Still, they just looked straight into us. There was no crying, just a “We Have Nothing to Envy” song as we left.
It was very emotional and we are only humans despite all the experiences we have under our belts. Again, I escaped behind the camera to make it all look like it’s just on a screen, some distant place with only shapes and colors. I played with angles and lenses and all these things but I knew it would not work. It would just make it worse if I focused on those eyes cutting everything else in the world out of my frame. What was important I captured straight into my photos and it burned into my memory to stay there forever.
In that moment, there was no wider context, no bigger picture – just the eyes of a child who might die soon because of the lack of food; unacceptable and a sad reality.
I’m not a big fan of sanctions. Yes, it is high politics and it might have a long-term positive effect, all these “Milosevics and Saddams” would be gone, but what about the collateral damage when it lasts too long? What about all these children that died or are still dying from illnesses that are easily treated in the rest of the world? What about all the professors, now only pale shades of themselves, who search trash bins and containers for a piece of bread to survive? What price is not too high?
The hardest aspect of this assignment, like many times in my career, was to see the children suffering knowing their status might not change before it’s too late.
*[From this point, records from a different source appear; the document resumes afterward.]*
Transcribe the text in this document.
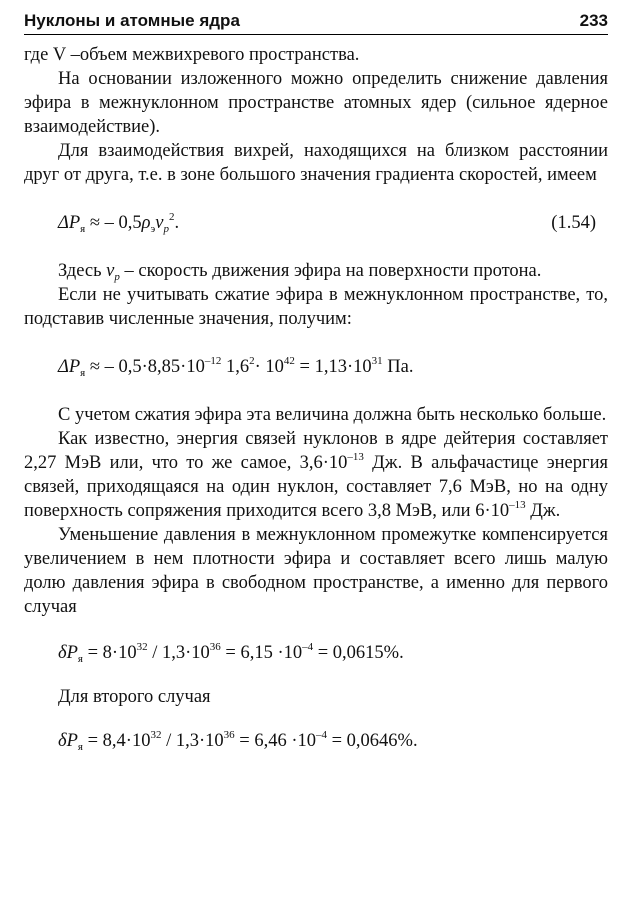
Нуклоны и атомные ядра	233

где V –объем межвихревого пространства.

На основании изложенного можно определить снижение давления эфира в межнуклонном пространстве атомных ядер (сильное ядерное взаимодействие).

Для взаимодействия вихрей, находящихся на близком расстоянии друг от друга, т.е. в зоне большого значения градиента скоростей, имеем

$\Delta P_я$ ≈ – $0,5\rho_эv_p^2$.	(1.54)

Здесь $v_p$ – скорость движения эфира на поверхности протона.

Если не учитывать сжатие эфира в межнуклонном пространстве, то, подставив численные значения, получим:

$\Delta P_я$ ≈ – $0,5\cdot 8,85\cdot 10^{-12}$ $1,6^2\cdot 10^{42} = 1,13\cdot 10^{31}$ Па.

С учетом сжатия эфира эта величина должна быть несколько больше.

Как известно, энергия связей нуклонов в ядре дейтерия составляет 2,27 МэВ или, что то же самое, $3,6\cdot 10^{-13}$ Дж. В альфачастице энергия связей, приходящаяся на один нуклон, составляет 7,6 МэВ, но на одну поверхность сопряжения приходится всего 3,8 МэВ, или $6\cdot 10^{-13}$ Дж.

Уменьшение давления в межнуклонном промежутке компенсируется увеличением в нем плотности эфира и составляет всего лишь малую долю давления эфира в свободном пространстве, а именно для первого случая

$\delta P_я = 8\cdot 10^{32} / 1,3\cdot 10^{36} = 6,15 \cdot 10^{-4} = 0,0615\%$.

Для второго случая

$\delta P_я = 8,4\cdot 10^{32} / 1,3\cdot 10^{36} = 6,46 \cdot 10^{-4} = 0,0646\%$.
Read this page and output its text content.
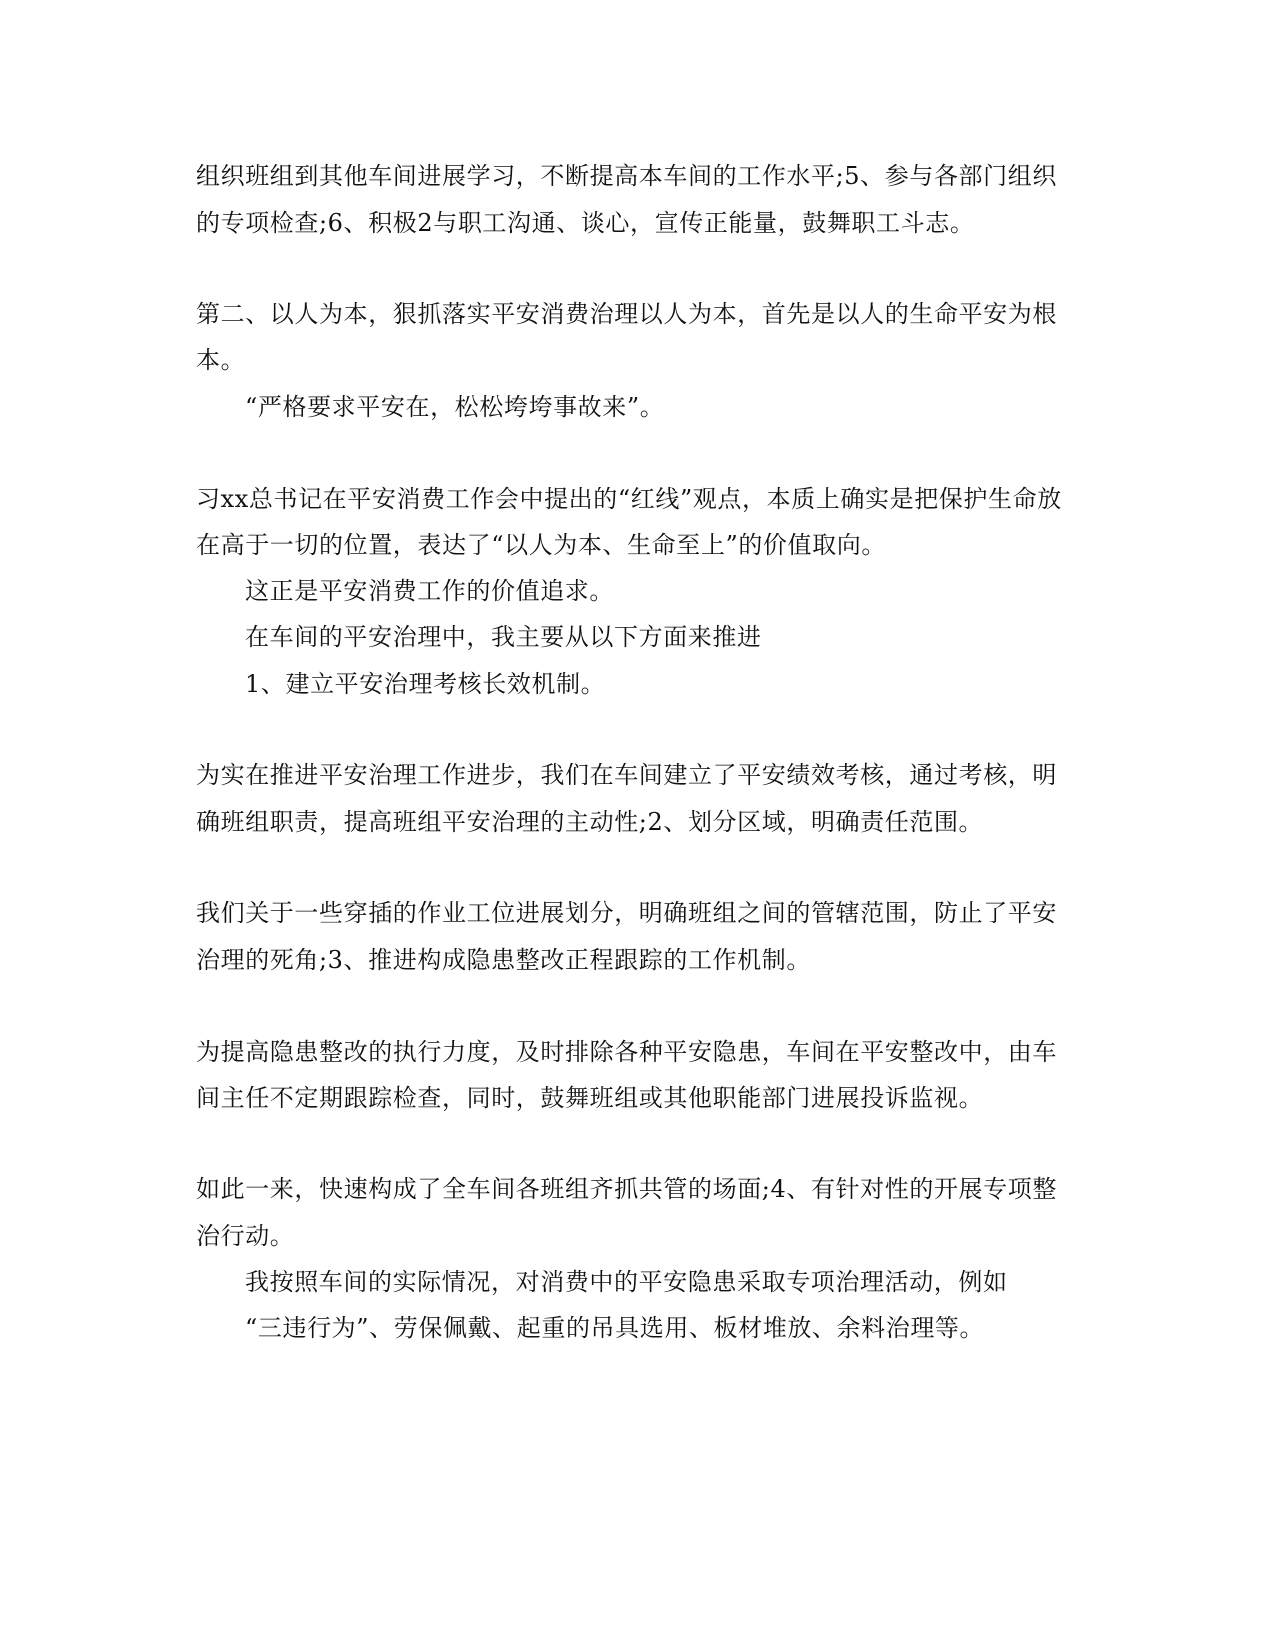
组织班组到其他车间进展学习，不断提高本车间的工作水平;5、参与各部门组织
的专项检查;6、积极2与职工沟通、谈心，宣传正能量，鼓舞职工斗志。
第二、以人为本，狠抓落实平安消费治理以人为本，首先是以人的生命平安为根
本。
“严格要求平安在，松松垮垮事故来”。
习xx总书记在平安消费工作会中提出的“红线”观点，本质上确实是把保护生命放
在高于一切的位置，表达了“以人为本、生命至上”的价值取向。
这正是平安消费工作的价值追求。
在车间的平安治理中，我主要从以下方面来推进
1、建立平安治理考核长效机制。
为实在推进平安治理工作进步，我们在车间建立了平安绩效考核，通过考核，明
确班组职责，提高班组平安治理的主动性;2、划分区域，明确责任范围。
我们关于一些穿插的作业工位进展划分，明确班组之间的管辖范围，防止了平安
治理的死角;3、推进构成隐患整改正程跟踪的工作机制。
为提高隐患整改的执行力度，及时排除各种平安隐患，车间在平安整改中，由车
间主任不定期跟踪检查，同时，鼓舞班组或其他职能部门进展投诉监视。
如此一来，快速构成了全车间各班组齐抓共管的场面;4、有针对性的开展专项整
治行动。
我按照车间的实际情况，对消费中的平安隐患采取专项治理活动，例如
“三违行为”、劳保佩戴、起重的吊具选用、板材堆放、余料治理等。
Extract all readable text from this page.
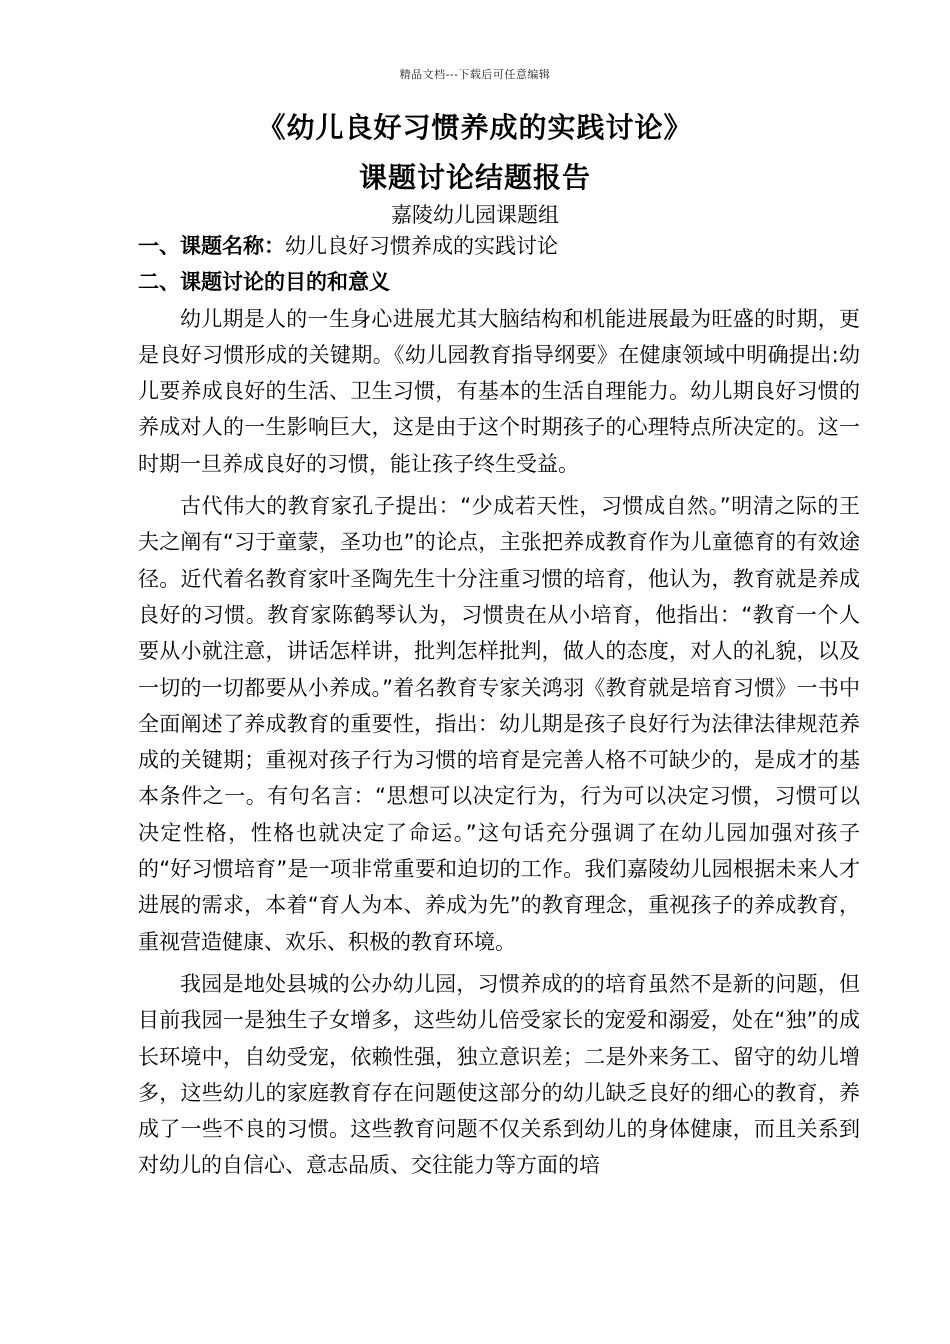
精品文档---下载后可任意编辑
《幼儿良好习惯养成的实践讨论》
课题讨论结题报告
嘉陵幼儿园课题组

一、课题名称：幼儿良好习惯养成的实践讨论

二、课题讨论的目的和意义

幼儿期是人的一生身心进展尤其大脑结构和机能进展最为旺盛的时期，更是良好习惯形成的关键期。《幼儿园教育指导纲要》在健康领域中明确提出:幼儿要养成良好的生活、卫生习惯，有基本的生活自理能力。幼儿期良好习惯的养成对人的一生影响巨大，这是由于这个时期孩子的心理特点所决定的。这一时期一旦养成良好的习惯，能让孩子终生受益。

古代伟大的教育家孔子提出：“少成若天性，习惯成自然。”明清之际的王夫之阐有“习于童蒙，圣功也”的论点，主张把养成教育作为儿童德育的有效途径。近代着名教育家叶圣陶先生十分注重习惯的培育，他认为，教育就是养成良好的习惯。教育家陈鹤琴认为，习惯贵在从小培育，他指出：“教育一个人要从小就注意，讲话怎样讲，批判怎样批判，做人的态度，对人的礼貌，以及一切的一切都要从小养成。”着名教育专家关鸿羽《教育就是培育习惯》一书中全面阐述了养成教育的重要性，指出：幼儿期是孩子良好行为法律法律规范养成的关键期；重视对孩子行为习惯的培育是完善人格不可缺少的，是成才的基本条件之一。有句名言：“思想可以决定行为，行为可以决定习惯，习惯可以决定性格，性格也就决定了命运。”这句话充分强调了在幼儿园加强对孩子的“好习惯培育”是一项非常重要和迫切的工作。我们嘉陵幼儿园根据未来人才进展的需求，本着“育人为本、养成为先”的教育理念，重视孩子的养成教育，重视营造健康、欢乐、积极的教育环境。

我园是地处县城的公办幼儿园，习惯养成的的培育虽然不是新的问题，但目前我园一是独生子女增多，这些幼儿倍受家长的宠爱和溺爱，处在“独”的成长环境中，自幼受宠，依赖性强，独立意识差；二是外来务工、留守的幼儿增多，这些幼儿的家庭教育存在问题使这部分的幼儿缺乏良好的细心的教育，养成了一些不良的习惯。这些教育问题不仅关系到幼儿的身体健康，而且关系到对幼儿的自信心、意志品质、交往能力等方面的培
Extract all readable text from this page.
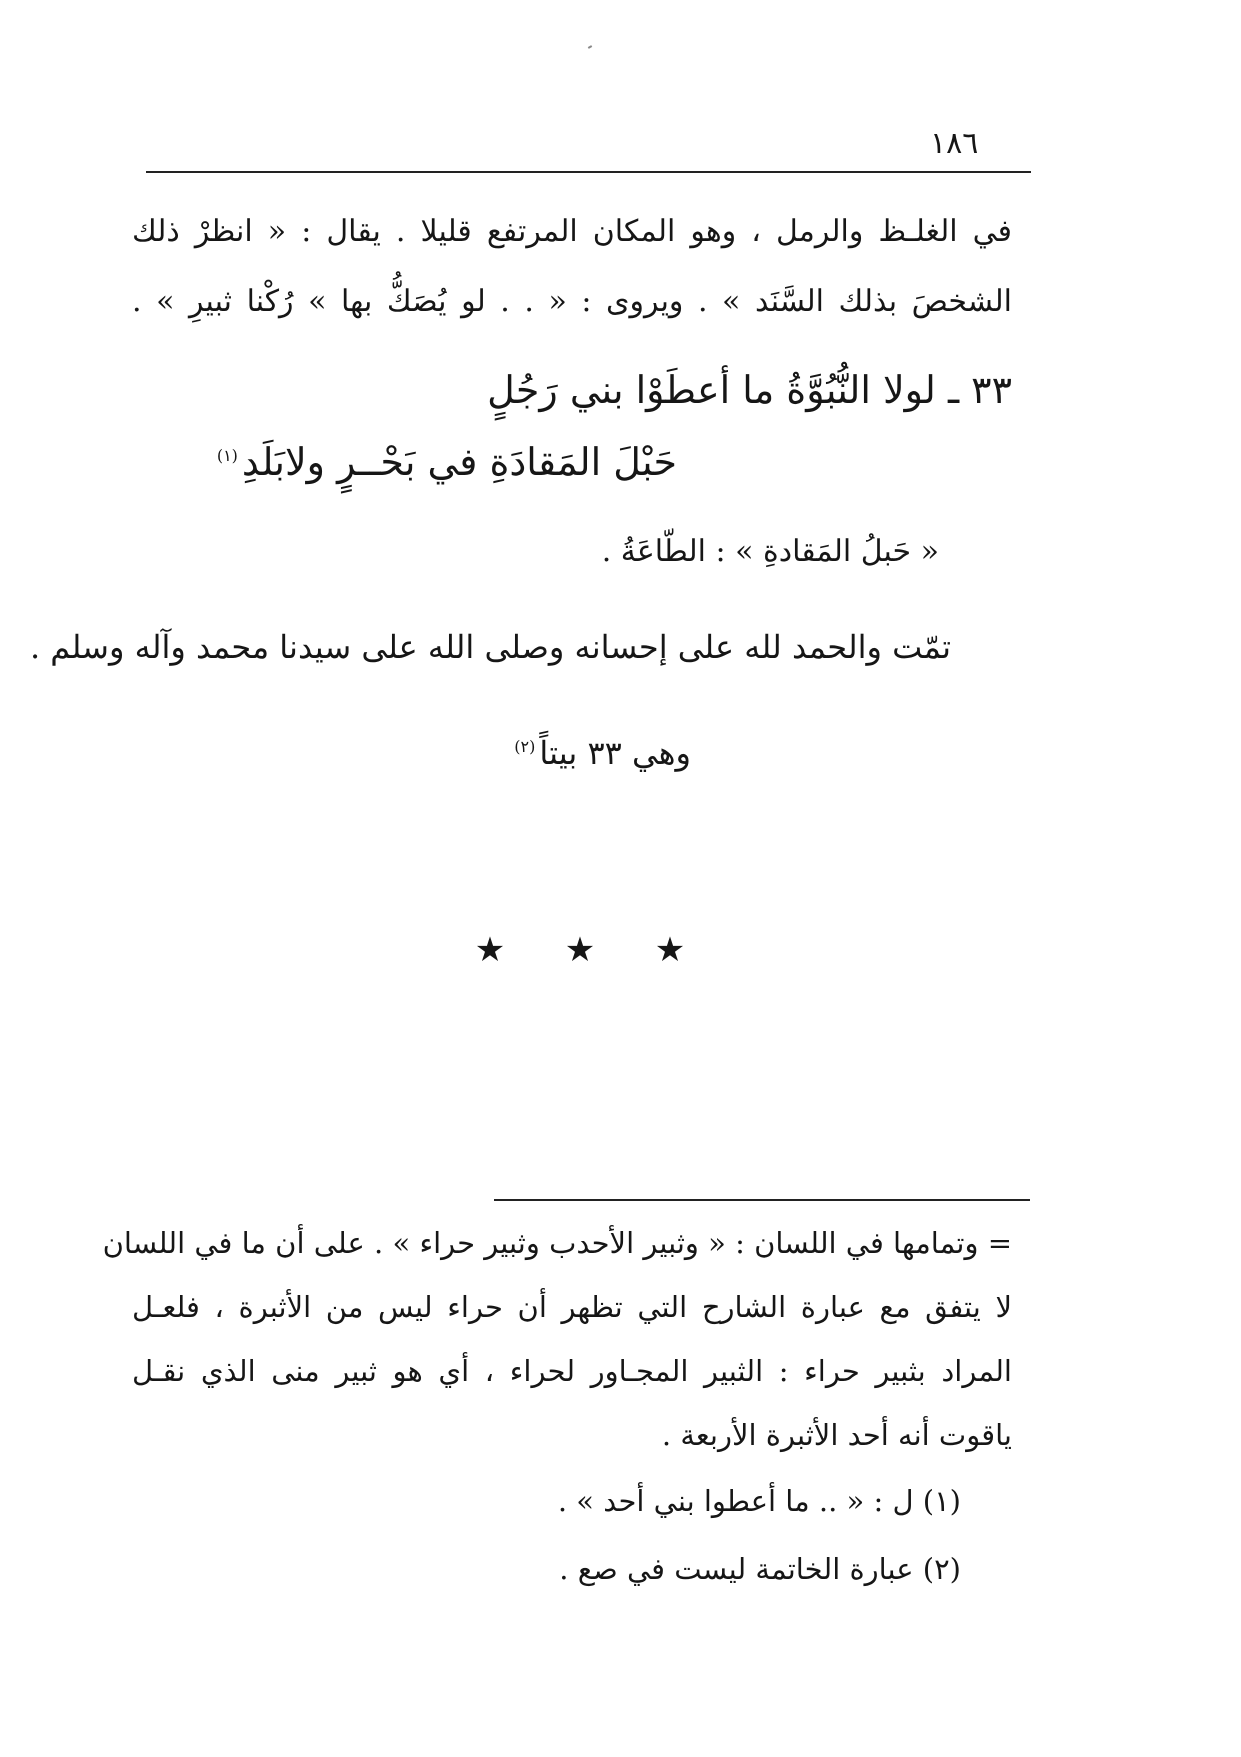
١٨٦
في الغلـظ والرمل ، وهو المكان المرتفع قليلا . يقال : « انظرْ ذلك
الشخصَ بذلك السَّنَد » . ويروى : « . . لو يُصَكُّ بها » رُكْنا ثبيرِ » .
٣٣ ـ لولا النُّبُوَّةُ ما أعطَوْا بني رَجُلٍ
حَبْلَ المَقادَةِ في بَحْــرٍ ولابَلَدِ$^{(١)}$
« حَبلُ المَقادةِ » : الطّاعَةُ .
تمّت والحمد لله على إحسانه وصلى الله على سيدنا محمد وآله وسلم .
وهي ٣٣ بيتاً$^{(٢)}$
★ ★ ★
= وتمامها في اللسان : « وثبير الأحدب وثبير حراء » . على أن ما في اللسان
لا يتفق مع عبارة الشارح التي تظهر أن حراء ليس من الأثبرة ، فلعـل
المراد بثبير حراء : الثبير المجـاور لحراء ، أي هو ثبير منى الذي نقـل
ياقوت أنه أحد الأثبرة الأربعة .
(١) ل : « .. ما أعطوا بني أحد » .
(٢) عبارة الخاتمة ليست في صع .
It is always difficult to leave a room after photographing a helpless child, weak and sick, whose life might be very short even by North Korean standards – according to the UN, North Koreans live on average 11 years less than South Koreans due mainly to malnutrition.
On the professional side, I have never seen so many pictures – through the window of our bus or just walking the streets – without being able capture them as I had to follow the strict instructions from the official. But, what I managed to photograph – people struggling with food and health in the 21st century just across the border from a country that has plenty – made this trip very unique and worth taking.
Knowing the nature of the regime in North Korea and how difficult it is for a reporter to work there, what we saw in the provinces was more that expected on a rare trip outside the routine coverage of military parades and mass games foreign journalist usually see in the capital.
We stayed in North Korea for a week – three days in the provinces and four days in Pyongyang meeting officials and different NGOs working there. We visited South Hwaghae province and briefly crossed the provincial border to visit an orphanage in North Hwanghae. I saw golden fields and people working in them with primitive tools but only one tractor on the duration of our trip.
I tried to lock eyes with people we met – it didn’t work. They rushed past our alien group back into their grey struggle for at least a decent life. Officials traveling with us insisted on the pride of Korean people as the main reason for them turning their faces from our cameras.
The children are different; more open and beautiful in their innocence, unaware of what is ahead. We are the first, hopefully not the last, foreigners they ever see.
Back at the hotel in Pyongyang, an impressive building from the mid-eighties when the eastern block still guaranteed not total isolation – I looked at my pictures. They were many and they were strong and I almost didn’t need to edit them. But, it was all too little to make me feel really good about my reporter’s Pyrrhic victory of scoring a rare exclusive.
There was something beyond that and it had to do with understanding the pain of others, especially those from the other side of the mirror.